Het maakte niet uit. Aan de vrouwentafel was het altijd gezellig, zelfs nu de meesten zich beperkten tot één glaasje sherry. Mevrouw Schrödermeier nam er twee. Misschien, dacht ze, lag het wel aan de PersonAlarm, dat ze nu veel lekkerder kon praten met haar vriendinnen, zonder zich zorgen te hoeven maken om de terugweg.
De mannen hadden besloten, de vrouwen hadden meegestemd. Iedereen was het toch wel zo’n beetje met elkaar eens. Er werden handen geschud, de dames die nog geen weduwe waren kregen hun jas aangereikt. Mevrouw Schrödermeier mocht zelf haar jas pakken. Ze voelde of de PersonAlarm er nog zat. Hij was er nog, en ze ging op weg, zonder zelfs maar te wachten op het echtpaar dat haar meestal tot halfweg vergezelde.
Eindelijk kon ze weer zorgeloos lopen. Ze passeerde een paar jongens, en ook al voelde ze spanning, echt bang was ze niet. Het was de spanning van bij een leeuwenkooi staan, en de tralies wegdenken. Bij elke aangename huivering ging haar hand naar haar borst, en voelde ze het apparaatje, dat haar midden op straat een onzichtbare bescherming bood.
Nog vier blokken van haar huis af. Op de verste straathoek was een groepje wel erg luidruchtig aan het doen. Ze besteedden geen aandacht aan haar, maar leken zich te richten op twee donkere jongens die een paar meter van hen afstonden. Ze begreep niet precies wat ze zeiden, maar er werd heen en weer geschreeuwd en één van hen kreeg zo’n harde duw dat hij viel.
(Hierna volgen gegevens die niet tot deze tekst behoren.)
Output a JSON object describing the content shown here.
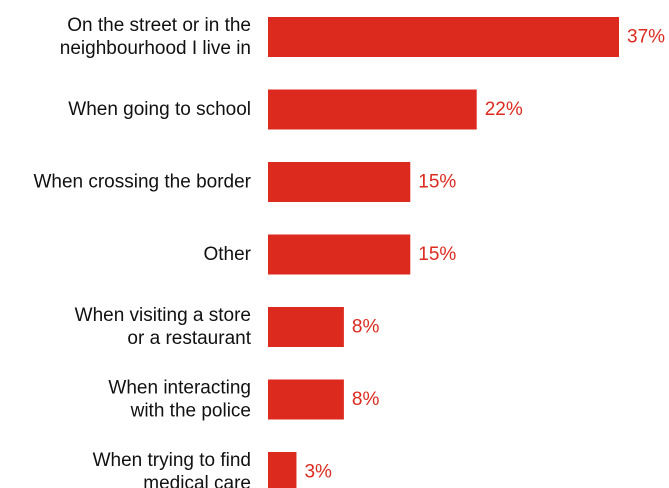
{
  "chart_data": {
    "type": "bar",
    "orientation": "horizontal",
    "categories": [
      [
        "On the street or in the",
        "neighbourhood I live in"
      ],
      [
        "When going to school"
      ],
      [
        "When crossing the border"
      ],
      [
        "Other"
      ],
      [
        "When visiting a store",
        "or a restaurant"
      ],
      [
        "When interacting",
        "with the police"
      ],
      [
        "When trying to find",
        "medical care"
      ]
    ],
    "values": [
      37,
      22,
      15,
      15,
      8,
      8,
      3
    ],
    "value_labels": [
      "37%",
      "22%",
      "15%",
      "15%",
      "8%",
      "8%",
      "3%"
    ],
    "unit": "%",
    "xlim": [
      0,
      37
    ],
    "grid": false,
    "legend": "none",
    "title": "",
    "xlabel": "",
    "ylabel": ""
  },
  "colors": {
    "bar": "#dc2a1f",
    "value_label": "#dc2a1f",
    "category_label": "#111111"
  }
}
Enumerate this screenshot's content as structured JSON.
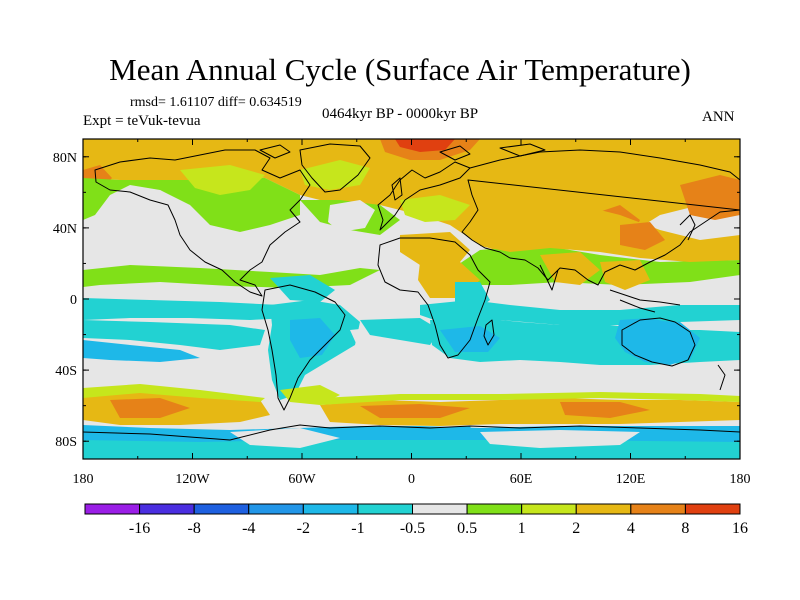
{
  "title": "Mean Annual Cycle (Surface Air Temperature)",
  "stats": "rmsd= 1.61107 diff= 0.634519",
  "period": "0464kyr BP - 0000kyr BP",
  "experiment": "Expt = teVuk-tevua",
  "season": "ANN",
  "map": {
    "lat_ticks": [
      "80N",
      "40N",
      "0",
      "40S",
      "80S"
    ],
    "lon_ticks": [
      "180",
      "120W",
      "60W",
      "0",
      "60E",
      "120E",
      "180"
    ],
    "lat_values": [
      80,
      40,
      0,
      -40,
      -80
    ],
    "lon_values": [
      -180,
      -120,
      -60,
      0,
      60,
      120,
      180
    ]
  },
  "colorbar": {
    "labels": [
      "-16",
      "-8",
      "-4",
      "-2",
      "-1",
      "-0.5",
      "0.5",
      "1",
      "2",
      "4",
      "8",
      "16"
    ],
    "colors": [
      "#9a1ee6",
      "#4a2ee0",
      "#1e60e0",
      "#2296e8",
      "#1eb8e8",
      "#22d2d2",
      "#e6e6e6",
      "#80e018",
      "#c6e61c",
      "#e6b814",
      "#e68218",
      "#e04010"
    ]
  }
}
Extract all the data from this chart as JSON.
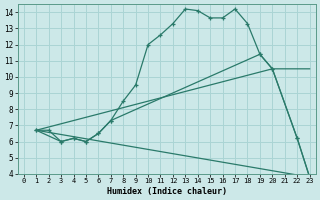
{
  "xlabel": "Humidex (Indice chaleur)",
  "bg_color": "#cce8e8",
  "grid_color": "#aad4d4",
  "line_color": "#2a7a6a",
  "xlim": [
    -0.5,
    23.5
  ],
  "ylim": [
    4,
    14.5
  ],
  "xticks": [
    0,
    1,
    2,
    3,
    4,
    5,
    6,
    7,
    8,
    9,
    10,
    11,
    12,
    13,
    14,
    15,
    16,
    17,
    18,
    19,
    20,
    21,
    22,
    23
  ],
  "yticks": [
    4,
    5,
    6,
    7,
    8,
    9,
    10,
    11,
    12,
    13,
    14
  ],
  "line1_x": [
    1,
    2,
    3,
    4,
    5,
    6,
    7,
    8,
    9,
    10,
    11,
    12,
    13,
    14,
    15,
    16,
    17,
    18,
    19,
    20,
    22,
    23
  ],
  "line1_y": [
    6.7,
    6.7,
    6.0,
    6.2,
    6.0,
    6.5,
    7.3,
    8.5,
    9.5,
    12.0,
    12.6,
    13.3,
    14.2,
    14.1,
    13.65,
    13.65,
    14.2,
    13.3,
    11.4,
    10.5,
    6.2,
    3.8
  ],
  "line2_x": [
    1,
    3,
    4,
    5,
    6,
    7,
    19,
    20,
    22,
    23
  ],
  "line2_y": [
    6.7,
    6.0,
    6.2,
    6.0,
    6.5,
    7.3,
    11.4,
    10.5,
    6.2,
    3.8
  ],
  "line3_x": [
    1,
    20,
    23
  ],
  "line3_y": [
    6.7,
    10.5,
    10.5
  ],
  "line4_x": [
    1,
    23
  ],
  "line4_y": [
    6.7,
    3.8
  ]
}
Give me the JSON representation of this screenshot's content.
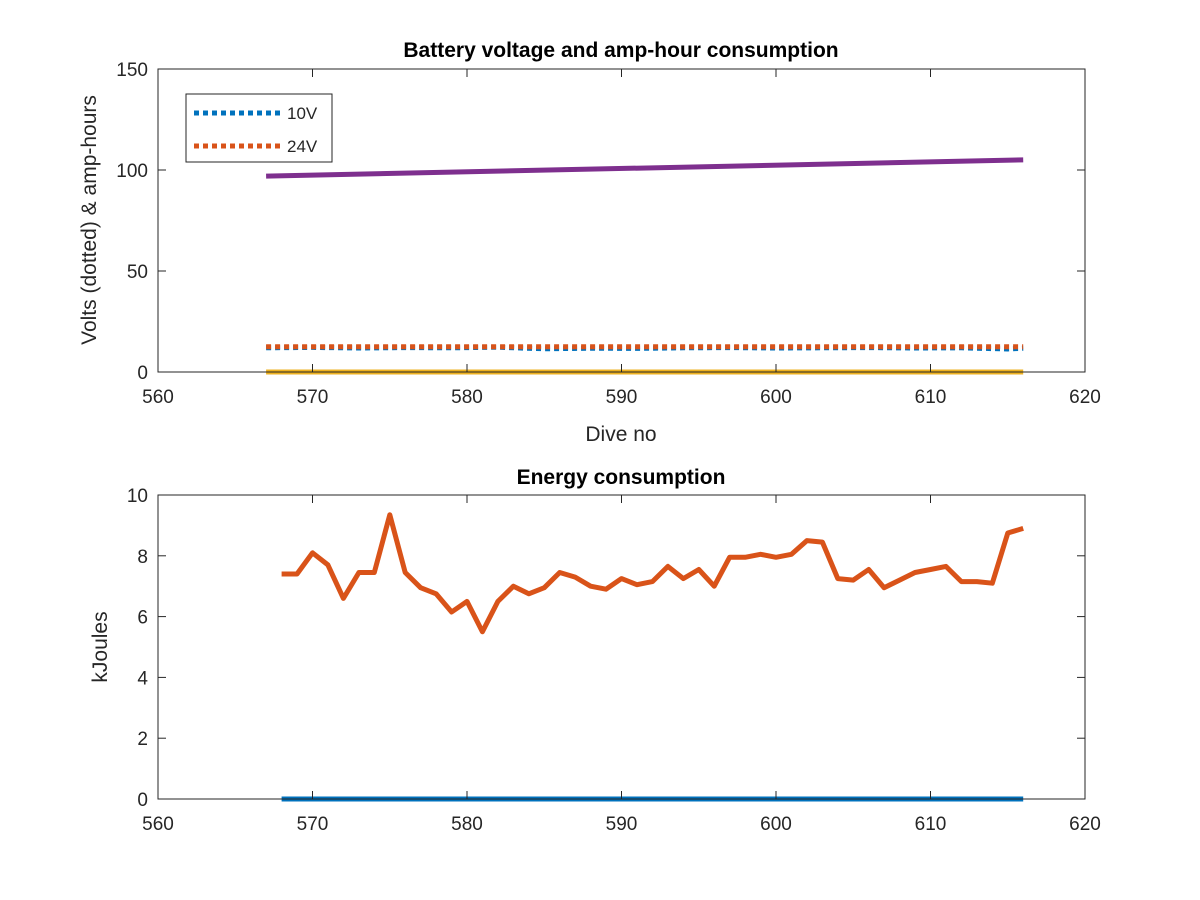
{
  "chart_data": [
    {
      "type": "line",
      "title": "Battery voltage and amp-hour consumption",
      "xlabel": "Dive no",
      "ylabel": "Volts (dotted) & amp-hours",
      "xlim": [
        560,
        620
      ],
      "ylim": [
        0,
        150
      ],
      "xticks": [
        560,
        570,
        580,
        590,
        600,
        610,
        620
      ],
      "yticks": [
        0,
        50,
        100,
        150
      ],
      "grid": false,
      "legend_position": "top-left",
      "series": [
        {
          "name": "10V",
          "color": "#0072BD",
          "style": "dotted",
          "x": [
            567,
            570,
            573,
            576,
            579,
            582,
            585,
            588,
            591,
            594,
            597,
            600,
            603,
            606,
            609,
            612,
            615,
            616
          ],
          "y": [
            12,
            12.2,
            11.9,
            12.1,
            12.0,
            12.3,
            11.5,
            11.8,
            11.7,
            12.0,
            12.1,
            11.9,
            12.0,
            12.1,
            11.9,
            12.0,
            11.4,
            11.8
          ]
        },
        {
          "name": "24V",
          "color": "#D95319",
          "style": "dotted",
          "x": [
            567,
            616
          ],
          "y": [
            12.5,
            12.5
          ]
        },
        {
          "color": "#7E2F8E",
          "style": "solid",
          "x": [
            567,
            616
          ],
          "y": [
            97,
            105
          ]
        },
        {
          "color": "#EDB120",
          "style": "solid",
          "x": [
            567,
            616
          ],
          "y": [
            0,
            0
          ]
        }
      ]
    },
    {
      "type": "line",
      "title": "Energy consumption",
      "ylabel": "kJoules",
      "xlim": [
        560,
        620
      ],
      "ylim": [
        0,
        10
      ],
      "xticks": [
        560,
        570,
        580,
        590,
        600,
        610,
        620
      ],
      "yticks": [
        0,
        2,
        4,
        6,
        8,
        10
      ],
      "grid": false,
      "series": [
        {
          "color": "#D95319",
          "style": "solid",
          "x": [
            568,
            569,
            570,
            571,
            572,
            573,
            574,
            575,
            576,
            577,
            578,
            579,
            580,
            581,
            582,
            583,
            584,
            585,
            586,
            587,
            588,
            589,
            590,
            591,
            592,
            593,
            594,
            595,
            596,
            597,
            598,
            599,
            600,
            601,
            602,
            603,
            604,
            605,
            606,
            607,
            608,
            609,
            610,
            611,
            612,
            613,
            614,
            615,
            616
          ],
          "y": [
            7.4,
            7.4,
            8.1,
            7.7,
            6.6,
            7.45,
            7.45,
            9.35,
            7.45,
            6.95,
            6.75,
            6.15,
            6.5,
            5.5,
            6.5,
            7.0,
            6.75,
            6.95,
            7.45,
            7.3,
            7.0,
            6.9,
            7.25,
            7.05,
            7.15,
            7.65,
            7.25,
            7.55,
            7.0,
            7.95,
            7.95,
            8.05,
            7.95,
            8.05,
            8.5,
            8.45,
            7.25,
            7.2,
            7.55,
            6.95,
            7.2,
            7.45,
            7.55,
            7.65,
            7.15,
            7.15,
            7.1,
            8.75,
            8.9
          ]
        },
        {
          "color": "#0072BD",
          "style": "solid",
          "x": [
            568,
            616
          ],
          "y": [
            0,
            0
          ]
        }
      ]
    }
  ]
}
Mevrouw Schrödermeier stond aan de overkant, en hield haar hand op de knoppen. Zou ze er iets aan doen? De mannen van PersonAlarm zouden dit toch wel op kunnen lossen, ook al ging het niet om haar, maar om twee wildvreemde jongens. Besluiteloos stond ze daar, totdat verschillende gezichten haar kant op draaiden, en gebaarden dat ze weg moest gaan. Eentje maakte zich los van de groep, en leek naar haar toe te willen lopen. Welke knop indrukken? Ze kon de hanger niet uit haar bloes krijgen, haar jas zat er overheen, en hij was te hoog dichtgeknoopt. En welke knop moest ze nou gebruiken, de ‘emergency call’ of ‘alarm call’? Welke zat er boven, welke onder? Ze kon het niet zien, en ze wist het ook niet. Ze drukte door haar bloes heen op de bovenste knop, die met een harde klik in het apparaat verzonk. Dan maar iéts. Een seconde gebeurde er niets. Toen begon de PersonAlarm te piepen, hard genoeg om de hele straat te vullen. Het groepje jongens bleef aan de overkant staan, en keek verbaasd naar haar. Het piepen ging door, harder dan eerst leek het wel. Ramen werden opengegooid, en bewoners keken boos naar buiten.
Mevrouw Schrödermeier drukte op het andere knopje, nog maar eens op dezelfde. Niets hielp. Ze schudde het apparaat heen en weer, in de beperkte ruimte tussen haar borsten. Nog steeds bleef het ding maar piepen. Er werd in de straat geschreeuwd, gelachen.
Huilend van schaamte liep ze naar huis, zo snel als ze kon. Nog vier blokken te gaan, en het piepte nog steeds.